Overview
Magika is an AI-powered file content type detection tool developed by Google's security research team that uses a compact deep-learning model to identify over 200 file types with millisecond latency on a single CPU. Trained on approximately 100 million samples, it delivers near-99% accuracy and is already used at scale across Google products like Gmail and Drive for routing files to the correct security scanners and content processors.
Key Features
- Lightweight model requiring only a few megabytes, achieving millisecond inference per file after loading for high-throughput batch processing.
- Multi-language bindings including a Rust CLI, Python API, JavaScript/TypeScript bindings, and an in-progress Go binding for broad integration flexibility.
- Coverage of over 200 content types with per-type confidence thresholds and configurable modes (high-confidence, medium-confidence, best-guess).

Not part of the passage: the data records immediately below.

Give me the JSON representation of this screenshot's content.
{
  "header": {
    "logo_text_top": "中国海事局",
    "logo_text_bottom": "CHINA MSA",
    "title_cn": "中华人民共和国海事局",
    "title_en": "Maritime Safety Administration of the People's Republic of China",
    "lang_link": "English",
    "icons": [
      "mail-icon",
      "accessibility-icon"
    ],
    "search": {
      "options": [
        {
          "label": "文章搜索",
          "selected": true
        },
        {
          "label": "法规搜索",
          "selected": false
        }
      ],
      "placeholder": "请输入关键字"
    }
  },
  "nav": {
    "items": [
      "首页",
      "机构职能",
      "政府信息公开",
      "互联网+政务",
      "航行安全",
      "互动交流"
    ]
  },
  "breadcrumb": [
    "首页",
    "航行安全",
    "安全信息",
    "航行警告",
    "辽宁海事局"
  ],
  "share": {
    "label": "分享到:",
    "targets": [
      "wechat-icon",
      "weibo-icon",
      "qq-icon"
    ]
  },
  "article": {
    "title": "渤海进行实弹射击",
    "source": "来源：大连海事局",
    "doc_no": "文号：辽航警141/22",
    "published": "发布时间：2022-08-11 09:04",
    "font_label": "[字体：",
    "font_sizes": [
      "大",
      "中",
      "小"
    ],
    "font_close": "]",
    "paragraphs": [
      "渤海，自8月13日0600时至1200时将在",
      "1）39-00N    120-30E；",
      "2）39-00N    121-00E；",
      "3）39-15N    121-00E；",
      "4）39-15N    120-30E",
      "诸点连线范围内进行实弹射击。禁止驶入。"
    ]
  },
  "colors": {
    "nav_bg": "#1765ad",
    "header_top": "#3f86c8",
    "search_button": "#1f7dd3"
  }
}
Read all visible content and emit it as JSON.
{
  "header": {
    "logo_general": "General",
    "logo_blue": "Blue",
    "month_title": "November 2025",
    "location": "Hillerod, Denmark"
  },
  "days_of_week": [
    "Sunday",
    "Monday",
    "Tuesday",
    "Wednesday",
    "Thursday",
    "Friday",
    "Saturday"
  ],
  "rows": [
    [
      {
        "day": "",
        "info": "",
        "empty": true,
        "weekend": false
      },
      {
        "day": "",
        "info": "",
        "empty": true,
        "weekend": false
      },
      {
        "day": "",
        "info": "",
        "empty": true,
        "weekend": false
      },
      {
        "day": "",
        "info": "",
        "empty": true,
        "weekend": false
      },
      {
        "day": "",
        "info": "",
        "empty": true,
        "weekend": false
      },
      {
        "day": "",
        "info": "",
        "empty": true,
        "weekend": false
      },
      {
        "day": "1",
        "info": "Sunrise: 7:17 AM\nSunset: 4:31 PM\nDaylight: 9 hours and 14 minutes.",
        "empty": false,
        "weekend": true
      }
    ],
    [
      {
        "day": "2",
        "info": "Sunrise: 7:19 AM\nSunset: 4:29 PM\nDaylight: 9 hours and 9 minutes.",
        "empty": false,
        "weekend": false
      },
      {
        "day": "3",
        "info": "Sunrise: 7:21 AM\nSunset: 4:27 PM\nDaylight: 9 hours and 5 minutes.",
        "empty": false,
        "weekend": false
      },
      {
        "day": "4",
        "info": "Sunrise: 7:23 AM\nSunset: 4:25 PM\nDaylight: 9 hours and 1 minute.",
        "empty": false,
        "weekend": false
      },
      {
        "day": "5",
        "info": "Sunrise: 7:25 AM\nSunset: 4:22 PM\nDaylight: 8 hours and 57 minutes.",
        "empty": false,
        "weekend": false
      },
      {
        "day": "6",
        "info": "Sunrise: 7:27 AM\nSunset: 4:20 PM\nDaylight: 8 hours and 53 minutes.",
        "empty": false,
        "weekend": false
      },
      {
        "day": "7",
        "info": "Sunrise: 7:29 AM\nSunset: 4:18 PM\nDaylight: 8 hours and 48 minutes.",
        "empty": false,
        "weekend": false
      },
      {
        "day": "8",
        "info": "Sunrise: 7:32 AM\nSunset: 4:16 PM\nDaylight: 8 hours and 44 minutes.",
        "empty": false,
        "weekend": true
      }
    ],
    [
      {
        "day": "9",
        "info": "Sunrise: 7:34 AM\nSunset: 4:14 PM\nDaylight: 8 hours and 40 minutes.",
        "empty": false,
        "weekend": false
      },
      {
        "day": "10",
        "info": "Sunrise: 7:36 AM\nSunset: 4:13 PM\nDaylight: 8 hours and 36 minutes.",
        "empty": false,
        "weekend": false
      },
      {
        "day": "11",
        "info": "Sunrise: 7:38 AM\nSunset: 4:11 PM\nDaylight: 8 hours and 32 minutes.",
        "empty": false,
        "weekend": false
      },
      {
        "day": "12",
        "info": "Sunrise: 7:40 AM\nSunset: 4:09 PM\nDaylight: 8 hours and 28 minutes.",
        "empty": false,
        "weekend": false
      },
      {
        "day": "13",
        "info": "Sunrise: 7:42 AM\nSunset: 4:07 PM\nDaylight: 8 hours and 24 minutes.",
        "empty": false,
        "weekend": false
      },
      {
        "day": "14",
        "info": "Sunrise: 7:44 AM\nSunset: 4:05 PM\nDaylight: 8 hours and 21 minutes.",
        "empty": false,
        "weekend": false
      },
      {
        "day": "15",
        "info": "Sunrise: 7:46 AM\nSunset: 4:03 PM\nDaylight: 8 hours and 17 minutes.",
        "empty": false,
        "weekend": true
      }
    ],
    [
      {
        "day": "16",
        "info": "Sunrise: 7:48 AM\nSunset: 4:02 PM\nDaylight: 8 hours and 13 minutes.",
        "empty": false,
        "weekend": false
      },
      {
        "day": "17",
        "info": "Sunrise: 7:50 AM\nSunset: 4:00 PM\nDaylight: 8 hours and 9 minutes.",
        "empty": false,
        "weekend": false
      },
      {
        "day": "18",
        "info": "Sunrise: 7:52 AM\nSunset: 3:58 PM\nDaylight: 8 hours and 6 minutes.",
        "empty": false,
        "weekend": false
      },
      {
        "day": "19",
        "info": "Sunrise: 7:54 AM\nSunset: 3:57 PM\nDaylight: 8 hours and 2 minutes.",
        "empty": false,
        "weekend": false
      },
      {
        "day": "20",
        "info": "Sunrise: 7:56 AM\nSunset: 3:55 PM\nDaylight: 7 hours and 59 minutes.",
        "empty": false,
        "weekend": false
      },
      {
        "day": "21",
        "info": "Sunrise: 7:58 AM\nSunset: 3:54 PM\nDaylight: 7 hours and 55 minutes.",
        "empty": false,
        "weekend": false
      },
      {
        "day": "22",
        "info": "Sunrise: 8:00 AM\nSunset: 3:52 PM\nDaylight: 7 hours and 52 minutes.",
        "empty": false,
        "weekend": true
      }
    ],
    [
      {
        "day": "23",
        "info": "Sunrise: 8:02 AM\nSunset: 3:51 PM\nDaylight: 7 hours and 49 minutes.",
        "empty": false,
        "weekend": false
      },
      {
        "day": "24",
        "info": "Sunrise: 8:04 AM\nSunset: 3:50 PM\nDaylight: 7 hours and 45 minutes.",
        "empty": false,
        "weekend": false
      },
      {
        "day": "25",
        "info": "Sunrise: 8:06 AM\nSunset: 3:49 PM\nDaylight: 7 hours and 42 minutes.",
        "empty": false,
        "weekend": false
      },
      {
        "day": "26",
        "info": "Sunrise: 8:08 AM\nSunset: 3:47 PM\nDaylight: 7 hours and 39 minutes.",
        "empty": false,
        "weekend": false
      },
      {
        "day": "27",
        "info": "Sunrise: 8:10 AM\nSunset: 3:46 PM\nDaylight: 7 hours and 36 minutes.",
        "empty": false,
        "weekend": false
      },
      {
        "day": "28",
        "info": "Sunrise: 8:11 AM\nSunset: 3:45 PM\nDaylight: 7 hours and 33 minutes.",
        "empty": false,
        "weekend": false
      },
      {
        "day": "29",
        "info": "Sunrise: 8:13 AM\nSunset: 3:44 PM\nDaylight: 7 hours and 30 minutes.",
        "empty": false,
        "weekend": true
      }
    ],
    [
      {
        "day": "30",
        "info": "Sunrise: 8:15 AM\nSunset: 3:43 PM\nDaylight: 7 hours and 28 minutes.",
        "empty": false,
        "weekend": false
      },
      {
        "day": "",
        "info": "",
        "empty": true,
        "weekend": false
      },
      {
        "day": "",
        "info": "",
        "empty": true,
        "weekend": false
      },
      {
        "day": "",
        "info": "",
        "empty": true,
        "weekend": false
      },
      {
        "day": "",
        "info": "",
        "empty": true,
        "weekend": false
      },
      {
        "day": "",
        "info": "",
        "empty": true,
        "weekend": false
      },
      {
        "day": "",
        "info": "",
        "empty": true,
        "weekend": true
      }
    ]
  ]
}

- Easy installation via pip, pipx, or NPM, plus a browser-based demo that requires no setup.
Use Cases
- Security and content inspection pipelines that need to route uploaded or transferred files to appropriate scanners and policy engines.
- Large-scale offline processing of logs, mail archives, and storage systems where fast file pre-classification enables efficient downstream distribution.
- CI/CD and forensic automation workflows that require reliable file-type extraction and analytics as part of build or investigation pipelines.
Technical Details
- Custom lightweight deep-learning model with per-type confidence thresholding that achieves approximately 99% accuracy on benchmark test sets while maintaining low latency and minimal resource consumption.
- Optimized batch inference and limited input sampling techniques ensure classification speed is nearly independent of file size.
- Designed for scalable CPU-based deployment without GPU requirements, making it practical for server-side and edge environments.